Oct. 12th, 2017 12:30 am (UTC)
Wet Magic is absolutely vintage Nesbit for the first 40% or so of the book - or maybe more. It has wonderful numinous magic (of course breathing in a huge part of that numinousness from the Milton line) slamming up against everyday life and a mermaid who is flatly selfish, snobbish and bad-tempered, and a thrilling rescue mission when she's been trafficked to a really frighteningly believable freak show, and a working-class child who can out-think and out-perform the three usual-style Nesbit children (I very much like Nesbit children!).
But it turns into a terrible mess after that, ending by endorsing the very classism and mindless jingoism which it seemed until then to be unpicking. Awful.

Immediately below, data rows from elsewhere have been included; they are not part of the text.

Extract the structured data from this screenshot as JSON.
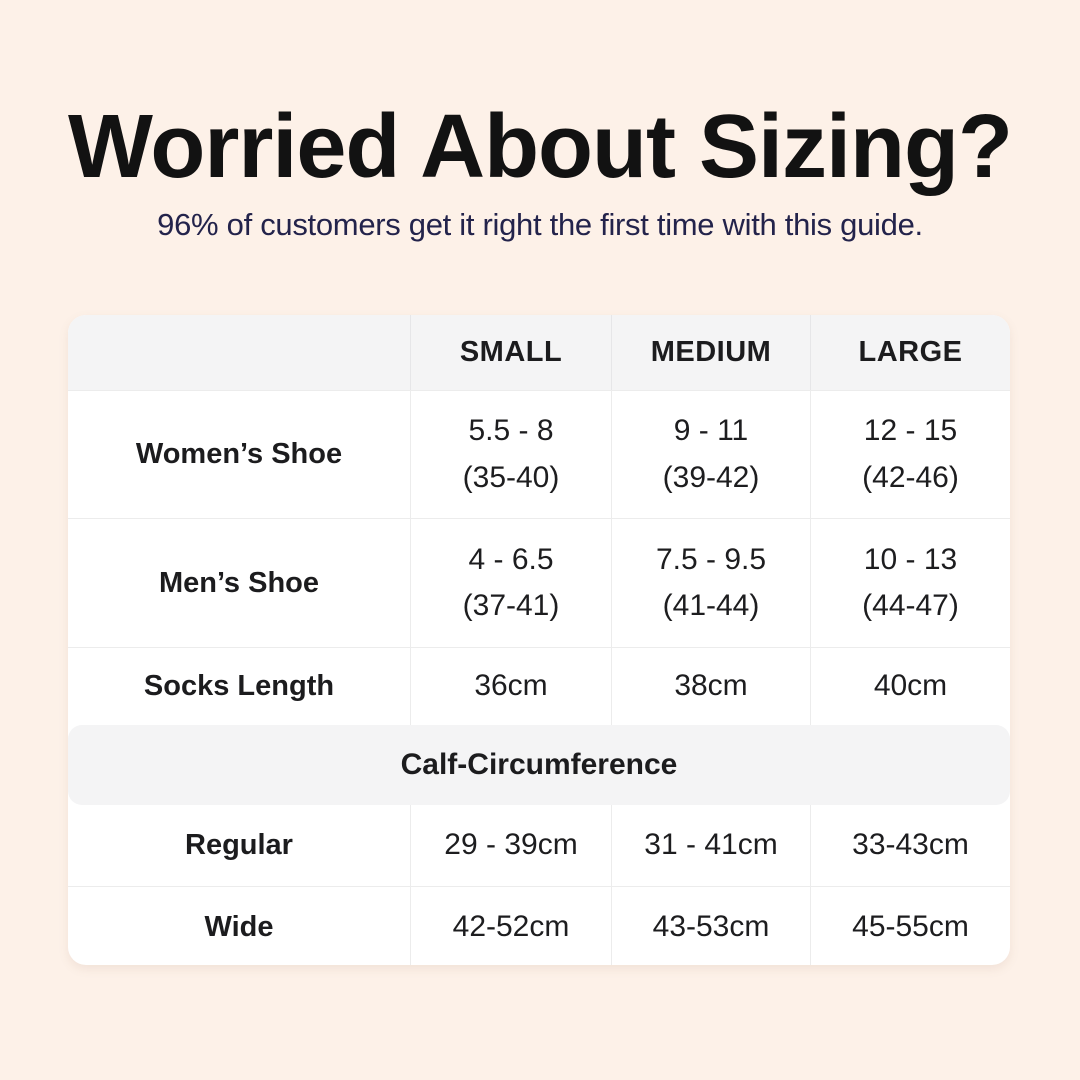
{
  "page": {
    "title": "Worried About Sizing?",
    "subtitle": "96% of customers get it right the first time with this guide."
  },
  "colors": {
    "background": "#fdf1e8",
    "card": "#ffffff",
    "band_gray": "#f4f4f5",
    "divider": "#ececec",
    "title_text": "#121212",
    "subtitle_text": "#23234b",
    "table_text": "#1d1d1f"
  },
  "size_table": {
    "column_headers": [
      "SMALL",
      "MEDIUM",
      "LARGE"
    ],
    "rows": [
      {
        "label": "Women’s Shoe",
        "cells": [
          {
            "line1": "5.5 - 8",
            "line2": "(35-40)"
          },
          {
            "line1": "9 - 11",
            "line2": "(39-42)"
          },
          {
            "line1": "12 - 15",
            "line2": "(42-46)"
          }
        ]
      },
      {
        "label": "Men’s Shoe",
        "cells": [
          {
            "line1": "4 - 6.5",
            "line2": "(37-41)"
          },
          {
            "line1": "7.5 - 9.5",
            "line2": "(41-44)"
          },
          {
            "line1": "10 - 13",
            "line2": "(44-47)"
          }
        ]
      },
      {
        "label": "Socks Length",
        "cells": [
          {
            "line1": "36cm"
          },
          {
            "line1": "38cm"
          },
          {
            "line1": "40cm"
          }
        ]
      }
    ],
    "calf_section": {
      "title": "Calf-Circumference",
      "rows": [
        {
          "label": "Regular",
          "cells": [
            "29 - 39cm",
            "31 - 41cm",
            "33-43cm"
          ]
        },
        {
          "label": "Wide",
          "cells": [
            "42-52cm",
            "43-53cm",
            "45-55cm"
          ]
        }
      ]
    }
  },
  "chart_data": {
    "type": "table",
    "title": "Worried About Sizing?",
    "subtitle": "96% of customers get it right the first time with this guide.",
    "columns": [
      "",
      "SMALL",
      "MEDIUM",
      "LARGE"
    ],
    "rows": [
      [
        "Women’s Shoe",
        "5.5 - 8 (35-40)",
        "9 - 11 (39-42)",
        "12 - 15 (42-46)"
      ],
      [
        "Men’s Shoe",
        "4 - 6.5 (37-41)",
        "7.5 - 9.5 (41-44)",
        "10 - 13 (44-47)"
      ],
      [
        "Socks Length",
        "36cm",
        "38cm",
        "40cm"
      ],
      [
        "Calf-Circumference (section header)",
        "",
        "",
        ""
      ],
      [
        "Regular",
        "29 - 39cm",
        "31 - 41cm",
        "33-43cm"
      ],
      [
        "Wide",
        "42-52cm",
        "43-53cm",
        "45-55cm"
      ]
    ],
    "layout_hints": {
      "header_background": "#f4f4f5",
      "body_background": "#ffffff",
      "section_band_full_width": true,
      "grid": "light-gray dividers"
    }
  }
}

The Milton line is from "Comus", a masque he wrote which includes the spirit of the river Severn, called via Latin, Sabrina. It's an invocation in the masque, calling on Sabrina to rise from the river and save the enchanted heroine. I've just been to find it, here: http://www.bartleby.com/4/209.html#876
and see that my memory of the lines was a little faulty. The opening lines are:

Sabrina fair,
Listen where thou art sitting
Under the glassy, cool, translucent wave,
In twisted braids of lilies knitting
The loose train of thy amber-dropping hair;
Listen for dear honour’s sake,
Goddess of the silver lake,
Listen and save!

Listen, and appear to us,
In name of great Oceanus,
By the earth-shaking Neptune’s mace
And Tethys’ grave majestic pace;
By hoary Nereus’ wrinkled look,
And the Carpathian wizard’s hook;
By scaly Triton’s winding shell...."

I'll stop quoting, because of course it's fairly long - but how wonderful the poetry of that "glassy, cool, translucent wave" is!

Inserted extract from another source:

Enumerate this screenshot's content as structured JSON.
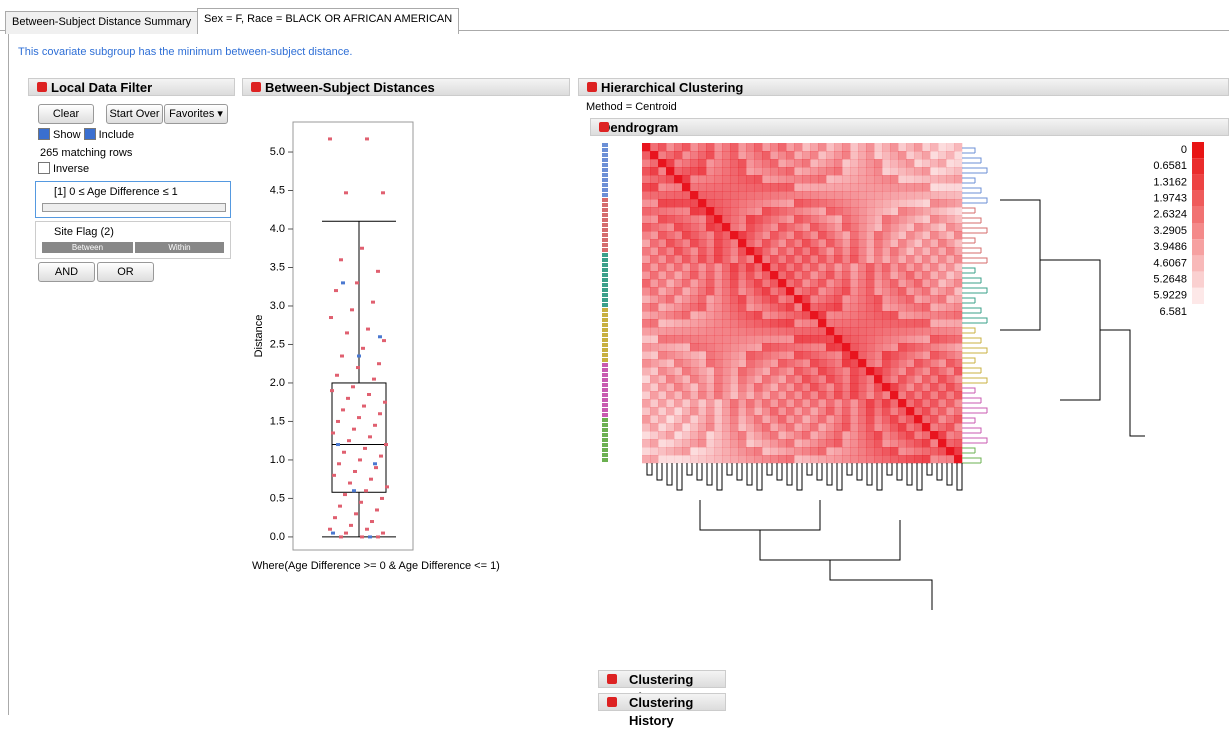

A children's fantasy sea-book you won't know, I expect (because it's Australian) is about the undersea princess Obelia. I must write about that series of stories some time. :)
I just went to copy that from here:

Edited at 2017-10-12 03:33 am (UTC)
Oct. 12th, 2017 01:59 pm (UTC)
it turns into a terrible mess after that, ending by endorsing the very classism and mindless jingoism which it seemed until then to be unpicking.

--I wonder how she couldn't have seen it. Judging from my experiences talking with people nowadays, she probably saw a huge distinction between the classism and jingoism she was criticizing and the ones she was endorsing, but to us now, there's no meaningful distinction.

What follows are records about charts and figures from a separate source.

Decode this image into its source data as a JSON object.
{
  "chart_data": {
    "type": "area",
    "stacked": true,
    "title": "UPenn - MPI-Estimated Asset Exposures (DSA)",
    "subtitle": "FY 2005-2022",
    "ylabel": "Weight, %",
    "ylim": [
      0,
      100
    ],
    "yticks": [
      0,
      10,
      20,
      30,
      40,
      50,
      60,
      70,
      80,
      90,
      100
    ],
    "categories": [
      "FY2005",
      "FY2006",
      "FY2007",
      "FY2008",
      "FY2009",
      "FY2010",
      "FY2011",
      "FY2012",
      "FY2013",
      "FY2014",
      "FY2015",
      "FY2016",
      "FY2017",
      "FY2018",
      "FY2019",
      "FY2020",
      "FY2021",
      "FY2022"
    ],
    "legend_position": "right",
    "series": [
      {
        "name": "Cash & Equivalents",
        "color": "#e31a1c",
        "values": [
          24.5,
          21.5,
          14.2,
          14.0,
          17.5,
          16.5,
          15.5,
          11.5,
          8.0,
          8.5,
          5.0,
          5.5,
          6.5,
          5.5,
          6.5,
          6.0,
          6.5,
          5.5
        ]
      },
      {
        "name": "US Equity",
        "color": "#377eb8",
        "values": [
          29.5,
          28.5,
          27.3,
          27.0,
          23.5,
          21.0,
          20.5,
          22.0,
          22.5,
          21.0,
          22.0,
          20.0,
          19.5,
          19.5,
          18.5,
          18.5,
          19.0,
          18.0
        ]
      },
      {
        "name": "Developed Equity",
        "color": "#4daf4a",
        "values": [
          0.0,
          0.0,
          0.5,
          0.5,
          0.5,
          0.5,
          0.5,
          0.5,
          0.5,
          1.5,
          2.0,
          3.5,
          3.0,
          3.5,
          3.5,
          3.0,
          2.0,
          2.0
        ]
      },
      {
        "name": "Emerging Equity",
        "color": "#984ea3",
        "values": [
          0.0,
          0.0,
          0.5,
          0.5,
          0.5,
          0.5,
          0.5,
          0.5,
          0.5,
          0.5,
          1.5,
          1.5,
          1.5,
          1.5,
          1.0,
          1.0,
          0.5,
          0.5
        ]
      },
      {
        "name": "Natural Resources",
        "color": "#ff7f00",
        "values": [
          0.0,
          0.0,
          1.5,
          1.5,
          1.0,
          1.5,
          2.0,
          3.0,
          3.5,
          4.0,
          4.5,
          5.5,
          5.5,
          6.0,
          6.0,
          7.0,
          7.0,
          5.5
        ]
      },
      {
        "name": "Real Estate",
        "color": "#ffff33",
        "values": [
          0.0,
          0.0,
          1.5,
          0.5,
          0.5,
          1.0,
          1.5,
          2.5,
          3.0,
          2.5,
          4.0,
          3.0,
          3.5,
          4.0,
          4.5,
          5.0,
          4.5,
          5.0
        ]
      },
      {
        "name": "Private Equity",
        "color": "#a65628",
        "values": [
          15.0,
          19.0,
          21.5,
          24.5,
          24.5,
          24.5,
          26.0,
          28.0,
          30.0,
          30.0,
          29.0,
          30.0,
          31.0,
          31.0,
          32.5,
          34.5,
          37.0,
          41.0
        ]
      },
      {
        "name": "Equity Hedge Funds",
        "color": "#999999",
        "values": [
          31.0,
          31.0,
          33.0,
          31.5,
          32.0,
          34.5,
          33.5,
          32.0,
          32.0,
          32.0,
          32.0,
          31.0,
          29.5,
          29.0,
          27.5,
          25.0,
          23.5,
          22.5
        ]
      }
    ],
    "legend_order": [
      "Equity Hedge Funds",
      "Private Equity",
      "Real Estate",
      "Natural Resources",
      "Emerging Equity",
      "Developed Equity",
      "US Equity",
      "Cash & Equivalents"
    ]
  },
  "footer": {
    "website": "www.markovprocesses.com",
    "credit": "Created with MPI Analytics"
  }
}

Thank you for the "Comus" quotation (and link)--how beautiful.
Oct. 12th, 2017 11:34 pm (UTC)
I don't have the confidence in the present day that you have! :)
I think plenty of contemporary stories (including fantasy - maybe especially fantasy) buys into the classist narrative where nobles (etc) are important, intelligent, action-takers and peasants (etc) are background - or where where the apparent peasant is revealed to be someone "important" (ie upper-class) after all.
Oct. 13th, 2017 12:40 am (UTC)
True; you're absolutely right. I didn't mean to imply that people in the present have clearer vision about class stuff or anything else--I was only meaning that nowadays people (or at least some people) see a contradiction and tension in that story of E. Nesbit's that she didn't see (or at least I presume she didn't).
Oct. 5th, 2017 03:04 am (UTC)
That is so lovely!

Thank you.
Oct. 5th, 2017 09:40 am (UTC)
I'm so glad you like it--I was happy with how it turned out.